In the trenchant debate sparked by Democratic talking head Hilary Rosen’s comment about Ann Romney—the subject of front-page articles today in both the Washington Post and Wall Street Journal (what’s wrong, New York Times—you don’t care about mothers?)—we heard much about how highly Mitt Romney valued his wife’s work running the household, often saying it was harder work than his own. “I will tell you that Mitt said to me more times than you would imagine, Ann, your job is more important than mine,” Ann said on Fox News yesterday.
And you know what? Mitt was right about Ann working harder.
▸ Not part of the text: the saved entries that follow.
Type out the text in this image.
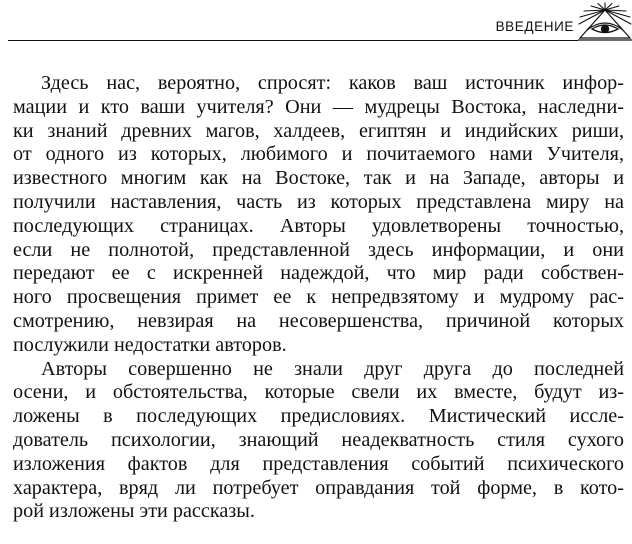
ВВЕДЕНИЕ

Здесь нас, вероятно, спросят: каков ваш источник инфор-
мации и кто ваши учителя? Они — мудрецы Востока, наследни-
ки знаний древних магов, халдеев, египтян и индийских риши,
от одного из которых, любимого и почитаемого нами Учителя,
известного многим как на Востоке, так и на Западе, авторы и
получили наставления, часть из которых представлена миру на
последующих страницах. Авторы удовлетворены точностью,
если не полнотой, представленной здесь информации, и они
передают ее с искренней надеждой, что мир ради собствен-
ного просвещения примет ее к непредвзятому и мудрому рас-
смотрению, невзирая на несовершенства, причиной которых
послужили недостатки авторов.

Авторы совершенно не знали друг друга до последней
осени, и обстоятельства, которые свели их вместе, будут из-
ложены в последующих предисловиях. Мистический иссле-
дователь психологии, знающий неадекватность стиля сухого
изложения фактов для представления событий психического
характера, вряд ли потребует оправдания той форме, в кото-
рой изложены эти рассказы.
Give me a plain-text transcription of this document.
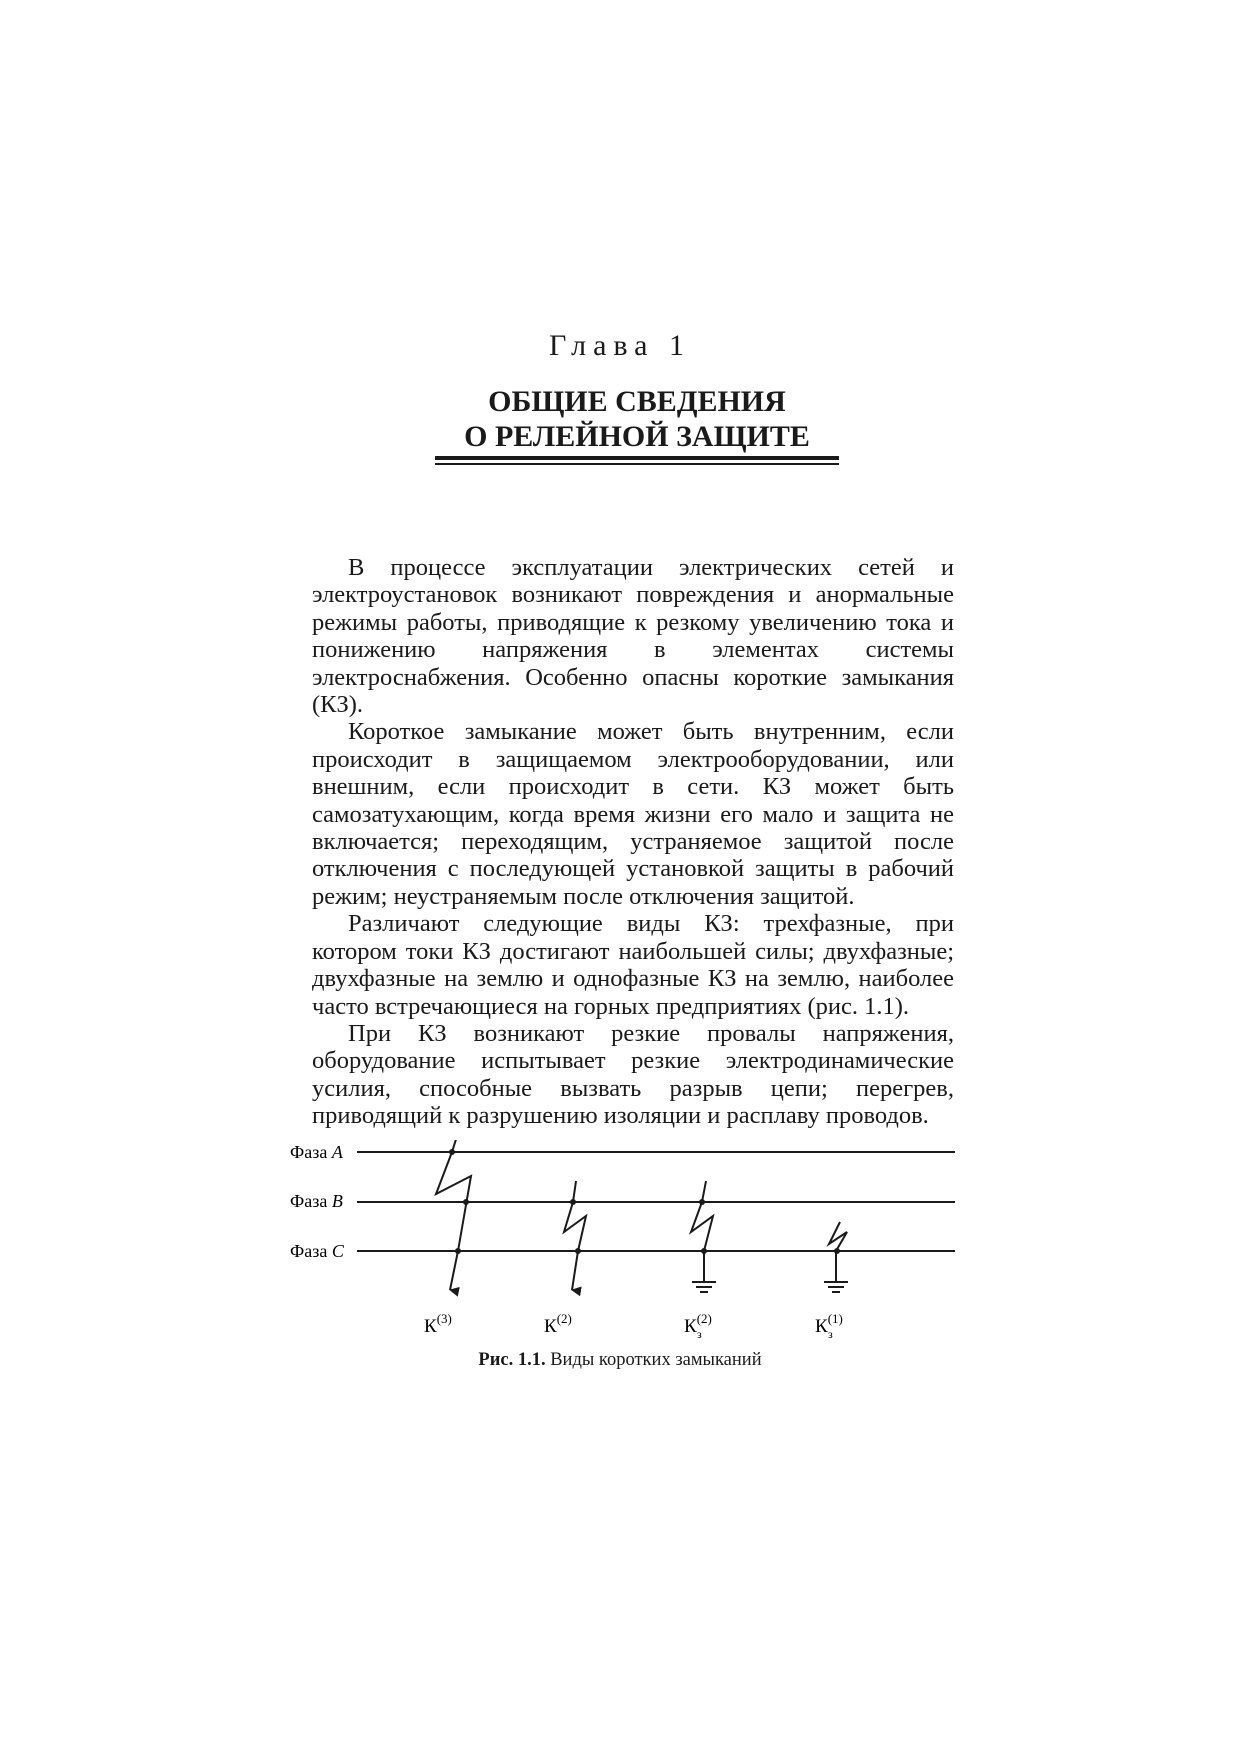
Глава 1
ОБЩИЕ СВЕДЕНИЯ
О РЕЛЕЙНОЙ ЗАЩИТЕ

В процессе эксплуатации электрических сетей и электроустановок возникают повреждения и анормальные режимы работы, приводящие к резкому увеличению тока и понижению напряжения в элементах системы электроснабжения. Особенно опасны короткие замыкания (КЗ).

Короткое замыкание может быть внутренним, если происходит в защищаемом электрооборудовании, или внешним, если происходит в сети. КЗ может быть самозатухающим, когда время жизни его мало и защита не включается; переходящим, устраняемое защитой после отключения с последующей установкой защиты в рабочий режим; неустраняемым после отключения защитой.

Различают следующие виды КЗ: трехфазные, при котором токи КЗ достигают наибольшей силы; двухфазные; двухфазные на землю и однофазные КЗ на землю, наиболее часто встречающиеся на горных предприятиях (рис. 1.1).

При КЗ возникают резкие провалы напряжения, оборудование испытывает резкие электродинамические усилия, способные вызвать разрыв цепи; перегрев, приводящий к разрушению изоляции и расплаву проводов.

Фаза A
Фаза B
Фаза C
$К^{(3)}$	$К^{(2)}$	$К^{(2)}$
з	$К^{(1)}$
з
Рис. 1.1. Виды коротких замыканий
Because as suggested by this anecdote from The Real Romney, the new biography by Michael Kranish and Scott Helman, Willard Mitt Romney was not exactly pulling his share of the weight on the home front:
Mitt, meanwhile, had his own ideas about what he would—and wouldn’t—do as a father, evidently counting on Ann’s maternal generosity. “I was willing to change the urine-soaked diapers, but the messier types gave me dry heaves,” he told GQ magazine in 2007. ‘So my wife allowed me to escape that.’
And one more detail from the Romneys’ early parenting years, tucked inside the Post’s article today. Hilary Rosen has since tried to explain that her remark, that Ann Romney has never “worked a day in her life,” was meant less as a comment on stay at home mothers than a comment on the propriety of Mitt invoking as his authority on the economic concerns of women someone who has never really known economic struggles. But the Post article reminds us that things were not always so peachy in the Romney household:
In that same interview, during her husband’s unsuccessful [1994] campaign for the Senate, Ann Romney gave an impolitic description of the closest thing to economic stress they couple had ever experienced. When her husband was in graduate school, she said, “we had no income except the stock we were chipping away at. We were living on the edge, not entertaining.”
So take that, Hilary Rosen. Ann can too relate to the woes of everyday women—husbands who deem certain diapers beneath their level, and stocks bequeathed by the CEO father-in-law, chip, chipping away.